President said at coronavirus briefing that business and medical leaders will help him with ‘the biggest decision’ he’s had to make
David Smith in Washington – The Guardian
Donald Trump will next week announce a council of business and medical leaders to help him with the “biggest decision I’ve ever had to make” on when to reopen America for business in the midst of a global pandemic.
Facing criticism from traditional allies over his often combative daily coronavirus taskforce briefings, the president adopted a more emollient demeanour during Friday’s marathon two-hour-plus session.
Trump and his public health experts pointed to hopeful signs that the spread of the coronavirus could be slowing and the final death toll lower than once projected. This had fuelled reports that Trump is set to shift focus and appoint an economic task force.
“This is beyond economic,” he told reporters. “I call it the ‘opening our country taskforce’ or ‘opening our country council’ so we don’t get it confused with Mike’s [Pence] taskforce, which has done so great.
“And we’re going to have the great business leaders, the great doctors, we’re going to have a group of people. We’ll probably do it by teleconference because we don’t really travelling in for their own purposes. I don’t think it would look good, also.”
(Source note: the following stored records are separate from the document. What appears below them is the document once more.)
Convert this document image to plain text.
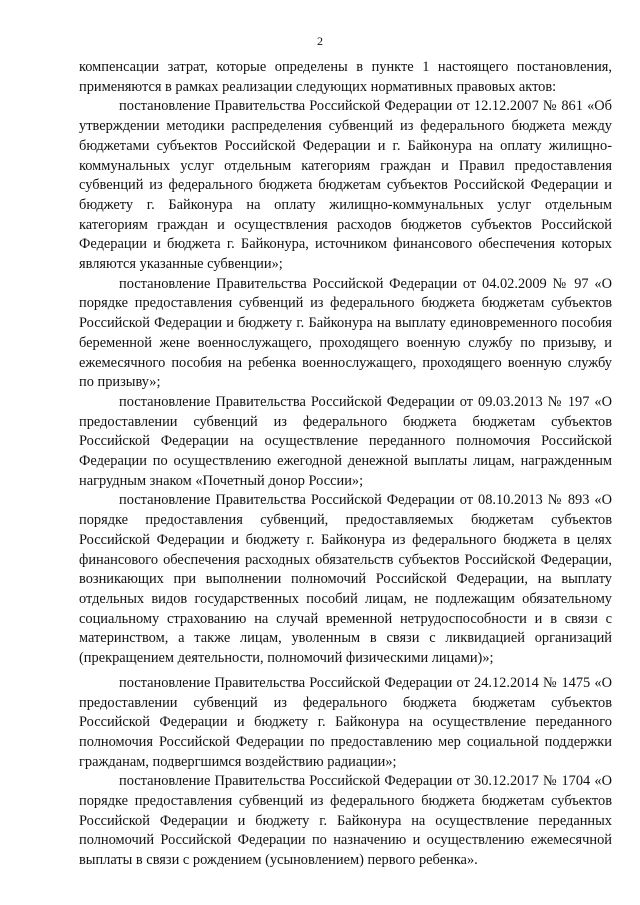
2

компенсации затрат, которые определены в пункте 1 настоящего постановления, применяются в рамках реализации следующих нормативных правовых актов:

постановление Правительства Российской Федерации от 12.12.2007 № 861 «Об утверждении методики распределения субвенций из федерального бюджета между бюджетами субъектов Российской Федерации и г. Байконура на оплату жилищно-коммунальных услуг отдельным категориям граждан и Правил предоставления субвенций из федерального бюджета бюджетам субъектов Российской Федерации и бюджету г. Байконура на оплату жилищно-коммунальных услуг отдельным категориям граждан и осуществления расходов бюджетов субъектов Российской Федерации и бюджета г. Байконура, источником финансового обеспечения которых являются указанные субвенции»;

постановление Правительства Российской Федерации от 04.02.2009 № 97 «О порядке предоставления субвенций из федерального бюджета бюджетам субъектов Российской Федерации и бюджету г. Байконура на выплату единовременного пособия беременной жене военнослужащего, проходящего военную службу по призыву, и ежемесячного пособия на ребенка военнослужащего, проходящего военную службу по призыву»;

постановление Правительства Российской Федерации от 09.03.2013 № 197 «О предоставлении субвенций из федерального бюджета бюджетам субъектов Российской Федерации на осуществление переданного полномочия Российской Федерации по осуществлению ежегодной денежной выплаты лицам, награжденным нагрудным знаком «Почетный донор России»;

постановление Правительства Российской Федерации от 08.10.2013 № 893 «О порядке предоставления субвенций, предоставляемых бюджетам субъектов Российской Федерации и бюджету г. Байконура из федерального бюджета в целях финансового обеспечения расходных обязательств субъектов Российской Федерации, возникающих при выполнении полномочий Российской Федерации, на выплату отдельных видов государственных пособий лицам, не подлежащим обязательному социальному страхованию на случай временной нетрудоспособности и в связи с материнством, а также лицам, уволенным в связи с ликвидацией организаций (прекращением деятельности, полномочий физическими лицами)»;

постановление Правительства Российской Федерации от 24.12.2014 № 1475 «О предоставлении субвенций из федерального бюджета бюджетам субъектов Российской Федерации и бюджету г. Байконура на осуществление переданного полномочия Российской Федерации по предоставлению мер социальной поддержки гражданам, подвергшимся воздействию радиации»;

постановление Правительства Российской Федерации от 30.12.2017 № 1704 «О порядке предоставления субвенций из федерального бюджета бюджетам субъектов Российской Федерации и бюджету г. Байконура на осуществление переданных полномочий Российской Федерации по назначению и осуществлению ежемесячной выплаты в связи с рождением (усыновлением) первого ребенка».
Trump added: “I want to get it open as soon as possible. This country was meant to be open and vibrant and great… The facts are going to determine what I do. But we do want to get the country open.”
He promised the council will be announced on Tuesday “with names that you have a lot of respect for, a lot of great names, different businesses, different people … I want their views on what they think”.
The current “stop the spread” federal guidelines finish on 30 April and pressure is building on Trump to reopen at least parts of the economy, which has gone into free fall and shed more jobs than in the 2008-09 Great Recession. But with infections approaching half a million, public health experts fear that pushing too soon could result in a second wave of cases.
America has tested less than 1% of its population, leaving it way behind other nations on testing per capita, yet Trump dismissed questions on this issue.
Dr Anthony Fauci, the head of the National Institute of Allergy and Infectious Diseases, cautioned on Friday: “We’re starting to see the leveling off … but it’s important to remember that this is not the time to feel that since we have made such an important advance in the sense of success of the mitigation that we need to be pulling back at all.”
Dr Deborah Birx, the response coordinator, added that as encouraging as the signs are, “we have not reached the peak, and so every day we need to continue to do what we did yesterday and the week before and the week before that, because that’s what, in the end, is going to take us up across the peak and down the other side”.
Trump promised to heed the experts. “I listen to them about everything,” he said. “I think they’re actually surprised. I have great respect for these people … We’re not doing anything until we know that this country is going be healthy. We don’t want to go back and start doing it over again.”
He acknowledged: “I don’t know that I’ve had a bigger decision. But I’m going to surround myself with the greatest minds. Not only the greatest minds, but the greatest minds in numerous different businesses, including the business of politics and reason.”
A reporter asked what metrics would be used to help Trump decide. He pointed to his head. Later he added: “I have a big decision coming up, and I only hope to God that’s it’s the right decision.”
Trump’s bombastic TV briefings have been compared to campaign rallies but normally supportive sources such as the South Carolina senator Lindsey Graham and the Wall Street Journal newspaper have warned that they are doing him more harm than good.
Perhaps stung, he reshuffled the order of speakers on Friday and adopted a more genial tone. “OK, it’s Good Friday so let’s be nice,” Trump said as he invited questions.
But he could not resist sparring with CNN’s Jim Acosta, an old foe, who asked: “We hear from a lot of people who see these briefings as sort of ‘happy talk’ briefings. And some of the officials paint as rosy a picture of what is happening around the country. If you look at some of these questions – do we have enough masks? No. Do we have enough tests? No. Do we have enough PPE? No.”
Trump snapped: “A lot of it is fake news … This is not happy talk. Maybe it is happy talk for you., It is not happy talk for me. We’re talking about the greatest economy in the world, one day I have to close it off. And we did the right thing because maybe it would have been t2 million people died.”
He added: “This is sad talk … These are the saddest news conferences that I have ever had. I don’t like doing them. You know why? Because I am talking about death.”